Yes. It just has a different name (SNAP) today.
Yes. They are longer than ever. Food pantries are seeing double or more the number of families needing food.
Agree.
Sorry GoofyHoofy, but maybe you are falling victim to the common culprit among those more well to-do: we are surrounded by similar people in similar financial situations. If I hang around with my friend who owns a nice house on the lake with his boat docked there and has NFL season tickets and life is fairly comfortable…well the world seems peachy out there in the middle of the lake without a care in the world.

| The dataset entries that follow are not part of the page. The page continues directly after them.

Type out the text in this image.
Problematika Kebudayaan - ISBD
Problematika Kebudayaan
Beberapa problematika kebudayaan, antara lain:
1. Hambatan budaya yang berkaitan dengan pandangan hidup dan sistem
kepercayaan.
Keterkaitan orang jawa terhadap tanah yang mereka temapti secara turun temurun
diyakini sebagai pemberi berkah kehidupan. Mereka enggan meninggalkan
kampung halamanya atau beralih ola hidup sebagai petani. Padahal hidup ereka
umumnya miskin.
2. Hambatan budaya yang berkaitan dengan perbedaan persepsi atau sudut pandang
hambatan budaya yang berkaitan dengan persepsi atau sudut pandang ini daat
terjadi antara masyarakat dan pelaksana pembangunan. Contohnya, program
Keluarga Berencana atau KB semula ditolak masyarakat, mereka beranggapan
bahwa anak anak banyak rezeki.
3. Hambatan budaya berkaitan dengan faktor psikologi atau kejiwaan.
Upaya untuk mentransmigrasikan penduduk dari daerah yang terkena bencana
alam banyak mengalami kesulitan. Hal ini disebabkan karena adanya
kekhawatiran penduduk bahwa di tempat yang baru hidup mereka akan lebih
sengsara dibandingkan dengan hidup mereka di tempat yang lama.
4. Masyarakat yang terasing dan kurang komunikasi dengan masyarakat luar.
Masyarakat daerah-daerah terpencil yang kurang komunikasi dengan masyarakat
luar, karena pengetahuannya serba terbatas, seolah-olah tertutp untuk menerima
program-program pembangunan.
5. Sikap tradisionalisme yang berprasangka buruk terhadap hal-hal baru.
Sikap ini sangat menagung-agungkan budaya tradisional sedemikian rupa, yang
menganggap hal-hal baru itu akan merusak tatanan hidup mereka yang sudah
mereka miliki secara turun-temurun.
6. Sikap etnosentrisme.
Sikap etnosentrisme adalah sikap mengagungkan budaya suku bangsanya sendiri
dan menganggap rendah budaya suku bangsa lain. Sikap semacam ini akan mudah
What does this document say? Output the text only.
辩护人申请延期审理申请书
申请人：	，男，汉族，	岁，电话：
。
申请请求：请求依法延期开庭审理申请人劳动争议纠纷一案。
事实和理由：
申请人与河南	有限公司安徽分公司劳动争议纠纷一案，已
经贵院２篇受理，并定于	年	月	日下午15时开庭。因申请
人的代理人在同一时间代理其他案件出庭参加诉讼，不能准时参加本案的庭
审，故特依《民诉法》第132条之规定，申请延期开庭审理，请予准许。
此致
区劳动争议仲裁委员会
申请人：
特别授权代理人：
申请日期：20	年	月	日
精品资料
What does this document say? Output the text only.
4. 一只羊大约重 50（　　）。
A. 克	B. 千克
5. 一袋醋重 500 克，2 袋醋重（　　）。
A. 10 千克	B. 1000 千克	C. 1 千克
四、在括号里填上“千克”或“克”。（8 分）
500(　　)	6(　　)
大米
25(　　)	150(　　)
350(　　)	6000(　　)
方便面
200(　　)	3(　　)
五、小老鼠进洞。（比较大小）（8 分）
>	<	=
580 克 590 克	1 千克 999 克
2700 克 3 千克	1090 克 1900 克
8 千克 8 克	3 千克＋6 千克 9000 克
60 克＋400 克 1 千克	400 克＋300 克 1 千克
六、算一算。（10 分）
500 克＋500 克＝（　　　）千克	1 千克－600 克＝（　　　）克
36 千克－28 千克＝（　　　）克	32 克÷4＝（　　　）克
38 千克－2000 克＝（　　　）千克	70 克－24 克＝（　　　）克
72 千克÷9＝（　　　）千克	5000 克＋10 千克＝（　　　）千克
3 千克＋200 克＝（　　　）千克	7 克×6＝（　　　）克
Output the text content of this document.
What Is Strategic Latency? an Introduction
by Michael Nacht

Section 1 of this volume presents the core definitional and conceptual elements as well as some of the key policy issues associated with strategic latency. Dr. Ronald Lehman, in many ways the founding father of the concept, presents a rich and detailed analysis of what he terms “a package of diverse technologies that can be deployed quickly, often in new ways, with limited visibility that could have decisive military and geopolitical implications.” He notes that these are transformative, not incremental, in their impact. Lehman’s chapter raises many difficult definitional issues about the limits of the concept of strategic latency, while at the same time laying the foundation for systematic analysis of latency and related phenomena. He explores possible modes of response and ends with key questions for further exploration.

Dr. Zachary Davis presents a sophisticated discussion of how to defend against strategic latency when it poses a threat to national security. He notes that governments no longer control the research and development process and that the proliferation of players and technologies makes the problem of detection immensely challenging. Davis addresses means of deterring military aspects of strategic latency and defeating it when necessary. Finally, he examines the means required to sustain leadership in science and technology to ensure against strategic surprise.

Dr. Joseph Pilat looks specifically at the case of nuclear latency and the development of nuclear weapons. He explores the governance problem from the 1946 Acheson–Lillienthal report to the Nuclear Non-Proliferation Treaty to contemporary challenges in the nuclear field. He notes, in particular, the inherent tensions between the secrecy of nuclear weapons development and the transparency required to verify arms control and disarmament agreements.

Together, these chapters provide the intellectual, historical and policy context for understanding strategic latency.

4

Yet almost every time I go to the gym, I pass a Loaves and Fishes food pantry line and the cars are lined up for blocks and blocks. I never noticed this a year or two ago…just in past 18 months it has accelerated.
Even the example of the father buying a house for 100k and selling for 600k, which is 6x for those like me with public school math. Yet his earnings went from $75k to $125k…not quite 2x. That completely proves my point. Goods are up 40% in past 13 years or so. It was fairly stable for the previous 10, and the last 3 have just piled on. Wages have gone up, sure…but in no way are they in lockstep with auto and home prices.
Don’t get me started on college costs, and subsequent loans.
How about auto insurance, due largely to the sky-rocketing costs of autos (which would have to be repaired/replaced in accidents)?
People unaffected by inflation are in a good spot, and good for them. They are not the majority.
Dreamer
Inflation is having a dramatically bad affect on the moral of lower wage earners.
The question is do we want a capital policy or an industrial policy to solve these problems.
There is now talk of a supply side economics that is not a capital policy but an industrial policy. It is lie based policy making.